Unter diesem Motto fand am 7. April 2018 die Tagung der Rosa-Luxemburg-Stiftung Thüringen anlässlich des 200. Geburtstages von Karl Marx im Jenaer Paradiescafé statt. Über 90 Teilnehmer_innen beschäftigten sich einen ganzen Tag mit den Fragen, zu denen die Konferenz einen marxistischen Zugang eröffnete:
Wie kann unsere Gesellschaft grundlegend verstanden und somit in Anschluss an Marx radikal emanzipatorisch verändert werden? Wer sind überhaupt gesellschaftsverändernde Akteur_innen und wie muss das Klassensubjekt heute verstanden werden? Welche Herrschaftskategorien sind neben der Herrschaft des Kapitals wichtig? Und nicht zuletzt: Wie fallen Veränderung der Umstände und Veränderung der Menschen selbst zusammen?
Die Tagung nahm eine grundsätzliche Perspektive der Befreiung und Emanzipation in den Blick und sollte kritische Selbstbefragung und Erweiterung marxistischer Politik ermöglichen. Dies schlug sich auch in der konkreten Ausgestaltung der Konferenz nieder, auf der überwiegend weibliche Redner_innen mit nicht-hegemonialen Standpunkten zum Marxismus sprachen.
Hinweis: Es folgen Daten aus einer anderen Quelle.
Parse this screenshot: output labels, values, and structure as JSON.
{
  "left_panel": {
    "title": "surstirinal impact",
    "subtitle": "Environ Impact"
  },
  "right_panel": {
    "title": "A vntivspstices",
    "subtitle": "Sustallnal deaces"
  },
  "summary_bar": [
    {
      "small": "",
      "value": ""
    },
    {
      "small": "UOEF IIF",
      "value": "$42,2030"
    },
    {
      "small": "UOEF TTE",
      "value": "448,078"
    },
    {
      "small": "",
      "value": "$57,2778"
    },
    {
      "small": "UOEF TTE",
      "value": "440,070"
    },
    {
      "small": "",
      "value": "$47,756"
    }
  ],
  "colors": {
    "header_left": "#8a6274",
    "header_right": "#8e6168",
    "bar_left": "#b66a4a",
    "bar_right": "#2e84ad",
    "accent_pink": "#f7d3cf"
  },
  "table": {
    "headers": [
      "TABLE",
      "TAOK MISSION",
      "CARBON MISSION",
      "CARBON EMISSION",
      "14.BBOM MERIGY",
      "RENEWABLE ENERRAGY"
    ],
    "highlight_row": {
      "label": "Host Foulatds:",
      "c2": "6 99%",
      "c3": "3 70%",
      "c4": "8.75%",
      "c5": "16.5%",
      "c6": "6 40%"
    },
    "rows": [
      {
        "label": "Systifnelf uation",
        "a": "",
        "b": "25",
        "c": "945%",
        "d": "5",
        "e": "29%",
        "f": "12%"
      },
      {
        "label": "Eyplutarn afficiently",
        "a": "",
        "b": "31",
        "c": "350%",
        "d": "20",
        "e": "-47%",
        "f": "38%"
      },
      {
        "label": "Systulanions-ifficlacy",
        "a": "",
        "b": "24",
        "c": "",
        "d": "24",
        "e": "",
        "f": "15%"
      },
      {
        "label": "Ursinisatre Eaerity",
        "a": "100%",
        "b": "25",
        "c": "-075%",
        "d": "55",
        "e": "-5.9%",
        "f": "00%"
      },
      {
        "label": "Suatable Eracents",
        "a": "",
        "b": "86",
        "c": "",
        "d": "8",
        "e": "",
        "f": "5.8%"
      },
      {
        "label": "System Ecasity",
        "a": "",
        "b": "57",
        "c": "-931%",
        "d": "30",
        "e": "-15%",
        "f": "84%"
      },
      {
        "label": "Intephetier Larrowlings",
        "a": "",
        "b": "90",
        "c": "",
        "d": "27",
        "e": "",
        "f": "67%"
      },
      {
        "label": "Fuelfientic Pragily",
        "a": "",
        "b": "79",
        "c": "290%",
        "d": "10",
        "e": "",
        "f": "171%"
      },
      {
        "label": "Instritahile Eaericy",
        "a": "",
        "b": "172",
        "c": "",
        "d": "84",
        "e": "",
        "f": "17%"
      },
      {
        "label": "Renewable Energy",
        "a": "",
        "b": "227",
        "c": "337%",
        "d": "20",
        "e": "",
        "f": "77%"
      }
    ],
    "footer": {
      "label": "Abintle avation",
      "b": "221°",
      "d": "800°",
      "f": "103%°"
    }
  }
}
Eröffnet wurde die Konferenz durch Sabine Nuss von der Rosa-Luxemburg-Stiftung Berlin, die in ihrem Beitrag der Frage nachging, warum Marx auch nach 200 Jahren aktuell ist. Sie diskutierte das Für und Wider einer Kommerzialisierung der Person Karl Marx. Die Tatsache des Zur-Ware-Gewordenseins der historischen Person in Gestalt von Marx-Krimis, Marx-Schokolade, Marx-Sekt usw. wertete sie augenzwinkernd als weiteren Beleg für die Richtigkeit der Marxschen Theorie. Sie konstatierte, dass Marx als personifiziertes schlechtes Gewissen des globalen Kapitalismus im 21. Jahrhundert erst dann reif für das Museum sei, wenn alle Ungleichheit beseitigt, alle Verhältnisse umgeworfen wären, in denen der Mensch ein geknechtetes Wesen ist.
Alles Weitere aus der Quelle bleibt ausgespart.